I am currently these datasets from the Kiva Kaggle Competition: https://www.kaggle.com/kiva/data-science-for-good-kiva-crowdfunding/data
I want to link a float 'MPI' value (a 'Multidimensional Poverty Index') to their corresponding geographical regions for each micro loan.
- In one dataset
kiva_mpi_region_locations.csv
each region has a single corresponding MPI value associated with it. - However, in dataset
kiva_loans.csv
where each loan is given a "Region", the data often has multiple values in the same cell separated by commas (,).

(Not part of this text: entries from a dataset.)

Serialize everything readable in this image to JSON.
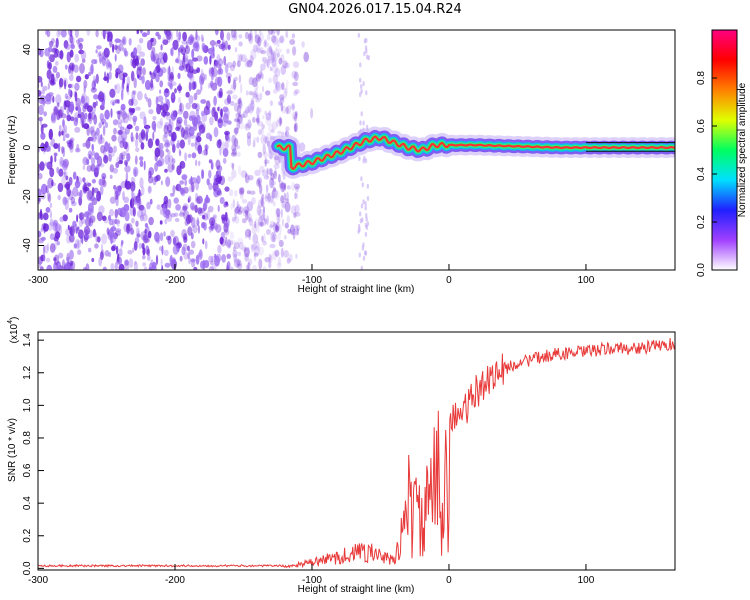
{
  "title": "GN04.2026.017.15.04.R24",
  "colors": {
    "signal_line": "#e83a3a",
    "band_center": "#c8001a",
    "noise": "#6a22d8",
    "frame": "#000000"
  },
  "chart_data": [
    {
      "type": "heatmap",
      "xlabel": "Height of straight line (km)",
      "ylabel": "Frequency (Hz)",
      "xlim": [
        -300,
        165
      ],
      "ylim": [
        -50,
        48
      ],
      "xticks": [
        -300,
        -200,
        -100,
        0,
        100
      ],
      "xtick_labels": [
        "-300",
        "-200",
        "-100",
        "0",
        "100"
      ],
      "yticks": [
        -40,
        -20,
        0,
        20,
        40
      ],
      "ytick_labels": [
        "-40",
        "-20",
        "0",
        "20",
        "40"
      ],
      "colorbar": {
        "label": "Normalized spectral amplitude",
        "range": [
          0,
          1
        ],
        "ticks": [
          0,
          0.2,
          0.4,
          0.6,
          0.8
        ],
        "tick_labels": [
          "0.0",
          "0.2",
          "0.4",
          "0.6",
          "0.8"
        ],
        "colormap": [
          "#ffffff",
          "#a040ff",
          "#2020ff",
          "#00e0ff",
          "#00ff60",
          "#e0ff00",
          "#ff8000",
          "#ff0000",
          "#ff0080"
        ]
      },
      "ridge": {
        "x": [
          -115,
          -100,
          -80,
          -60,
          -50,
          -40,
          -30,
          -20,
          -10,
          0,
          20,
          50,
          80,
          165
        ],
        "y": [
          -8,
          -6,
          -2,
          3,
          4,
          2,
          0,
          -1,
          1,
          1,
          1,
          0.5,
          0,
          0
        ]
      }
    },
    {
      "type": "line",
      "xlabel": "Height of straight line (km)",
      "ylabel": "SNR (10 * v/v)",
      "y_multiplier_label": "(x10",
      "y_multiplier_exp": "4",
      "xlim": [
        -300,
        165
      ],
      "ylim": [
        -0.01,
        1.45
      ],
      "xticks": [
        -300,
        -200,
        -100,
        0,
        100
      ],
      "xtick_labels": [
        "-300",
        "-200",
        "-100",
        "0",
        "100"
      ],
      "yticks": [
        0,
        0.2,
        0.4,
        0.6,
        0.8,
        1.0,
        1.2,
        1.4
      ],
      "ytick_labels": [
        "0.0",
        "0.2",
        "0.4",
        "0.6",
        "0.8",
        "1.0",
        "1.2",
        "1.4"
      ],
      "series": [
        {
          "x": [
            -300,
            -200,
            -120,
            -100,
            -80,
            -60,
            -50,
            -40,
            -35,
            -30,
            -25,
            -20,
            -15,
            -10,
            -5,
            0,
            10,
            20,
            30,
            40,
            50,
            60,
            70,
            80,
            90,
            100,
            120,
            140,
            165
          ],
          "y": [
            0.01,
            0.01,
            0.01,
            0.04,
            0.08,
            0.12,
            0.08,
            0.05,
            0.3,
            0.55,
            0.45,
            0.4,
            0.5,
            0.72,
            0.75,
            0.9,
            0.95,
            1.08,
            1.18,
            1.22,
            1.26,
            1.28,
            1.3,
            1.32,
            1.32,
            1.33,
            1.35,
            1.35,
            1.38
          ]
        }
      ]
    }
  ]
}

['kiva_loans.csv'/Loan Data Example] (Note, Different loans can come from the same region so in this case region is a foreign key but not a primary key):
Loan #: 653338
region: Tanjay, Negros Oriental
[kiva_mpi_region_locations.csv
/ Regional MPI value example] (Note, every region only has one MPI as region in a primary key):
region: Badakhshan
MPI: 0.387
My code so far:
RegionMPI = dict(zip(dfLocations.region, dfLocations.MPI))
{'Badakhshan': 0.387,
'Badghis': 0.466,
'Baghlan': 0.3,
'Balkh': 0.301,
'Bamyan': 0.325,
'Daykundi': 0.313,
etc}
LoanRegion = dfLoanTheme['region'].str.split(',').values.tolist()
[['Lahore']
nan,
['Dar es Salaam'],
['Liloy-Dela Paz'],
['Tanjay', ' Negros Oriental'],
['Ica'],
nan,
['Lahore']]
Any advice on how to cycle through my nested list and then use my dictionary keys to link the corresponding value from my dictionary to my list for all occurrences of that key in my list?